This provides the code to reproduce my result on AI Challenger Captioning contest (#3 on test b).
This is based on my ImageCaptioning.pytorch repository and self-critical.pytorch. (They all share a lot of the same git history)
Python 2.7 PyTorch 0.2 (along with torchvision) tensorboard-pytorch jieba hashlib
First, download the ai_challenger images from link. We need both training and validationd data. We decompress the data into a same folder, say data/ai_challenger
, the structure would look like:
├── data
│ ├── ai_challenger
│ │ ├── caption_train_annotations_20170902.json
│ │ ├── caption_train_images_20170902
│ │ │ ├── ...
│ │ ├── caption_validataion_annotations_20170910.json
│ │ ├── caption_validation_images_20170910
│ │ │ ├── ...
│ ├── ...
Once we have the images and the annotations, we can now invoke the prepro_*.py
script, which will read all of this in and create a dataset (two feature folders, a hdf5 label file and a json file).

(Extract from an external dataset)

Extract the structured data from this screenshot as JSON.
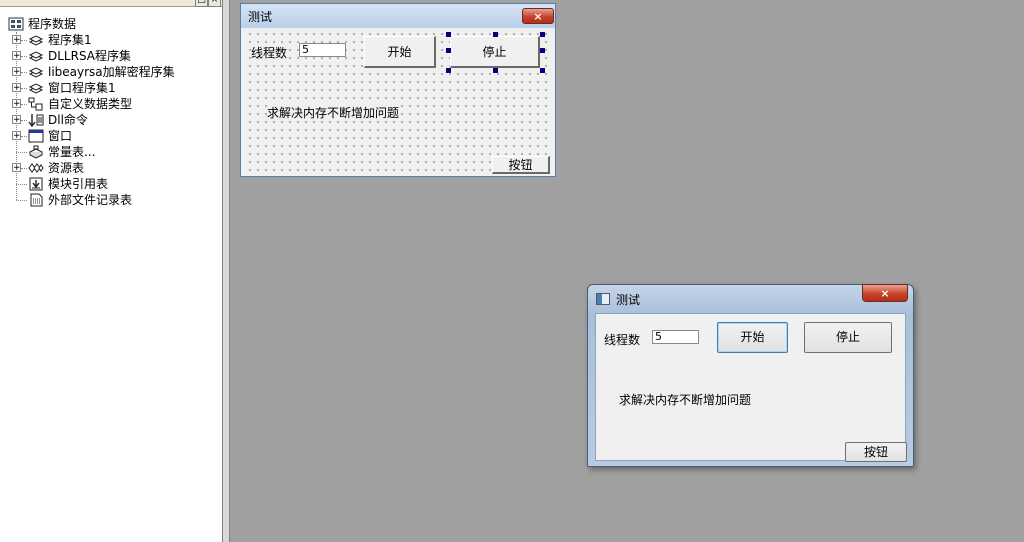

$ python scripts/prepro_split_tokenize.py --input_json ./data/ai_challenger/caption_train_annotations_20170902.json ./data/ai_challenger/caption_validation_annotations_20170910.json --output_json ./data/data_chinese.json --num_val 10000 --num_test 10000
$ python scripts/prepro_labels.py --input_json data/data_chinese.json --output_json data/chinese_talk.json --output_h5 data/chinese_talk --max_length 20 --word_count_threshold 20
$ python scripts/prepro_reference_json.py --input_json ./data/ai_challenger/caption_train_annotations_20170902.json ./data/ai_challenger/caption_validation_annotations_20170910.json --output_json ./data/eval_reference.json
$ python scripts/prepro_ngrams.py --input_json data/data_chinese.json --dict_json data/chinese_talk.json --output_pkl data/chinese-train --split train
prepro_split_tokenize
will conbine both training and validation data, and randomly the dataset into train, val and test. It will also tokenize the captions using jiebe.
prepro_labels.py
will map all words that occur <= 20 times to a special 卍
token, and create a vocabulary for all the remaining words. The image information and vocabulary are dumped into data/chinese_talk.json
and discretized caption data are dumped into data/chinese_talk_label.h5
.
prepro_reference_json.py
will prepare the json file for caption evaluation.
prepro_ngrams.py
will prepare the file for self critical training.
(Check the prepro scripts for more options, like other resnet models or other attention sizes.)
We use bottom-up features to get the best results. However, if the code should also support using resnet101 features.
$ python scripts/prepro_feats.py --input_json data/data_chinese.json --output_dir data/chinese_talk --images_root data/ai_challenger --att_size 7
This extracts the resnet101 features (both fc feature and last conv feature) of each image. The features are saved in data/chinese_talk_fc
and data/chinese_talk_att
, and resulting files are about 100GB.
Here is the pre-extracted feature for downloading link.
Code for extracting the features is here
mkdir xe
$ bash run_train.sh
$ python eval.py --dump_images 0 --num_images -1 --split test --model log_dense_box_bn/model-best.pth --language_eval 1 --beam_size 5 --temperature 1.0 --sample_max 1 --infos_path log_dense_box_bn/infos_dense_box_bn-best.pkl
To run ensemble:
python eval_ensemble.py --dump_images 0 --language_eval 1 --batch_size 5 --num_images -1 --split test --ids dense_box_bn dense_box_bn1 --beam_size 5 --temperature 1.0 --sample_max 1
Thanks the original neuraltalk2 and awesome PyTorch team.